For about six years science paid almost no attention to his discovery. But then a new element was discovered, gallium, the properties of which perfectly matched those predicted by Mendeleyev. Yet the density reported by its discoverer differed from Mendeleyev’s prediction. Mendeleyev was unperturbed: “Call it whatever you want, even japonium,” he retorted (the element had been named by its patriotic French discoverer), “but the density has not been correctly determined.” Again, he was later proved right. When, subsequently, new elements were discovered, their properties always turned out to be just as Dmitry Ivanovich had predicted.

Before long the periodic table took on a life of its own. It attracted an army of devotees and many who wanted to improve on it. There are now almost seven hundred versions of the table: round ones, triangular ones, spiral shaped ones, and even three dimensional cylinders, stacks, and platforms – people “dreamed up” all sorts of designs. In some cases, people from other fields even created parodies of the table. Pharmacologists arranged drugs in an analogous manner and also found some patterns. In the field of nutrition, various foods were similarly systematized. Odd as it may seem, one nutritional table even included arsenic, since it was once standard fare for guests one never wanted to invite back.

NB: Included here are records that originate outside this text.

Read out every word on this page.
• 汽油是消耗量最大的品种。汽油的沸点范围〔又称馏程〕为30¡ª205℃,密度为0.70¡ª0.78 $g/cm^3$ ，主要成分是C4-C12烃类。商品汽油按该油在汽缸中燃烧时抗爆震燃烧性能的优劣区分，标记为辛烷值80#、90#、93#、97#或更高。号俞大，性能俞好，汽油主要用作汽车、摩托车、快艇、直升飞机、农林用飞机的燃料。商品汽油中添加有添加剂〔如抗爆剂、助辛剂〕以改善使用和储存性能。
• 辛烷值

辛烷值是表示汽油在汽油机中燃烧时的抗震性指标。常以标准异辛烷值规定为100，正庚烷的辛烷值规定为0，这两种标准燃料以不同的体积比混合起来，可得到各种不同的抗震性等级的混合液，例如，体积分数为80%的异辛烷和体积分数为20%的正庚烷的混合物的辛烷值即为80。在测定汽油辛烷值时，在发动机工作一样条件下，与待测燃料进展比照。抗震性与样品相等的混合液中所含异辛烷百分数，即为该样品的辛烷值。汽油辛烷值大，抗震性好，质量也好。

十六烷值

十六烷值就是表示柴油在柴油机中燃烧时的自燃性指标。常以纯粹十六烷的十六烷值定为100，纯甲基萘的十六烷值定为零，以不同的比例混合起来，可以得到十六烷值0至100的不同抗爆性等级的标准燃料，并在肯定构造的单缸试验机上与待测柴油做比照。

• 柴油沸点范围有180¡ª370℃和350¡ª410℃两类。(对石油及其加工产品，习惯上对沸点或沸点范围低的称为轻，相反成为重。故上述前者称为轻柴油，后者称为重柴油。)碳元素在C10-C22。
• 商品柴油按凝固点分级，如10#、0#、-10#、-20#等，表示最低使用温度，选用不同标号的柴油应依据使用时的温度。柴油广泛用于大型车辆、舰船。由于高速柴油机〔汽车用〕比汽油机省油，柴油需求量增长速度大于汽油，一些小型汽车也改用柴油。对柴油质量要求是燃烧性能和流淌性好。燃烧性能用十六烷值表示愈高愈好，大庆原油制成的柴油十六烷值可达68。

The American scientist Glenn Seaborg had a favorite tie that featured the periodic table. He was so bothered by the blank squares that he discovered ten elements to fill them in. The 106th element was named in his honor: seaborgium.

This is an honor Mendeleyev never got to enjoy. Of course there is, by now, a mendelevium, but it was named long after the great chemist’s death. It’s a fitting name, someone remarked, since “it’s an unstable element.”

It is true that, with age, Dmitry Ivanovich turned a bit irascible. There were frequent run-ins with colleagues and slammings of doors. He also smoked a lot. “You’re going to die anyway, whether you smoke or not,” he said. “Better to smoke.”

To this day, Mendeleyev’s periodic table continues to be filled in.

The first Nobel Prize in chemistry was awarded more than five years before Mendeleyev’s death, yet he never received one. This injustice may bother some, but Dmitry Ivanovich could not have cared less about awards and titles.